O bispo Papias, Padre Apostólico, mostra que a tradição
apostólica guardada pelos presbíteros era de importância fundamental:
“Mas quando encontrava alguém que
tivesse sido seguidor dos presbíteros em qualquer lugar, fazia questão de inquirir quais eram as declarações dos
presbíteros. O que foi dito por
André, Pedro ou Filipe. O que foi dito por Tomé, Tiago, João, Mateus ou
qualquer outros dos discípulos de nosso Senhor. O que foi dito por Arístion e
pelo presbítero João, discípulos do Senhor; pois não penso que eu me tenha
beneficiado com os livros tanto quanto
me beneficiei com a voz viva dos que ainda vivem.”[1]
Eusébio afirma que Papias escreveu outros relatos como “tradições não escritas recebidas, assim como certas
estranhas parábolas de nosso Senhor e sua doutrina e algumas outras questões um
tanto fabulosas demais.”[2]
Para Eusébio Papias incluiu em suas narrações intepretações
que não condiziam com dados da tradição apostólica, mas que eram opiniões suas,
não compreendidas em sua acepção mística e de figuras, mas literalmente, como
fez ao apresentar o reino milenar: “Nesses ele
afiram que haverá certo milênio após
a ressurreição e que haverá um reinado corpóreo de Cristo nesta terra; coisas
que parece ter imaginado, como se fossem autorizadas pelas narrações
apostólicas, não compreendendo
corretamente aquelas questões que propunham misticamente e suas representações”.[3]
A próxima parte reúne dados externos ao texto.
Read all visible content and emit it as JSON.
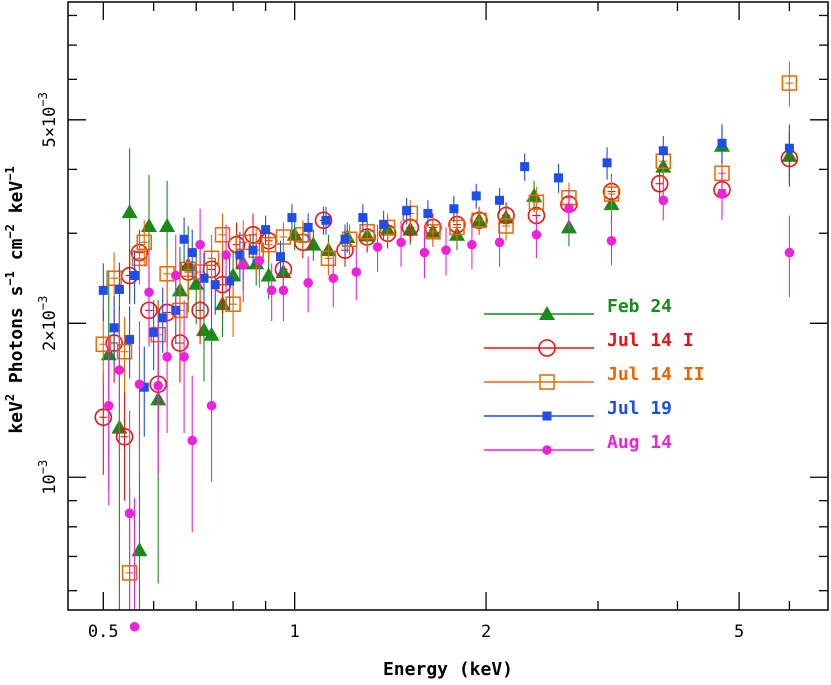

Pela menção de Eusébio o milênio não era a doutrina mais
difundida na Igreja, e nessa questão a interpretação espiritual era aquela
reconhecida como parte da tradição apostólica. Assim, Eusébio pensa que Papias
não compreendeu bem essa distinção quando escreveu sobre o milênio, e o fez
erradamente como se esse dado estivesse na tradição dos apóstolos. Menciona,
então, Santo Irineu, que havia adotado, por influência de Papias, por esse ser
escritor antigo, assim como muitos, que adotaram a interpretação milenar
literal de Papais.
Sabendo, contudo, que Irineu foi reconhecidamente correto na
doutrina, pois no Livro 4, capítulo XXI, Eusébio escreve, depois de citar
vários escritores da Igreja: “Musano, também, e Modesto
e, por fim, Irineu, cujas opiniões
corretas acerca da fé saudável têm chegado a nós nas obras escritas por
eles, conforme a receberam da tradição
apostólica.”[4]
Isso mostra que, ainda que certa interpretação não fosse aceita geralmente na
igreja, e que estivesse contida na obra de uma padre, esse ainda era
considerado saudável em sua doutrina, pois aquela opinião era aceitável, embora
ainda discutível, e que esperava o tempo para ser, se possível, cabalmente compreendida.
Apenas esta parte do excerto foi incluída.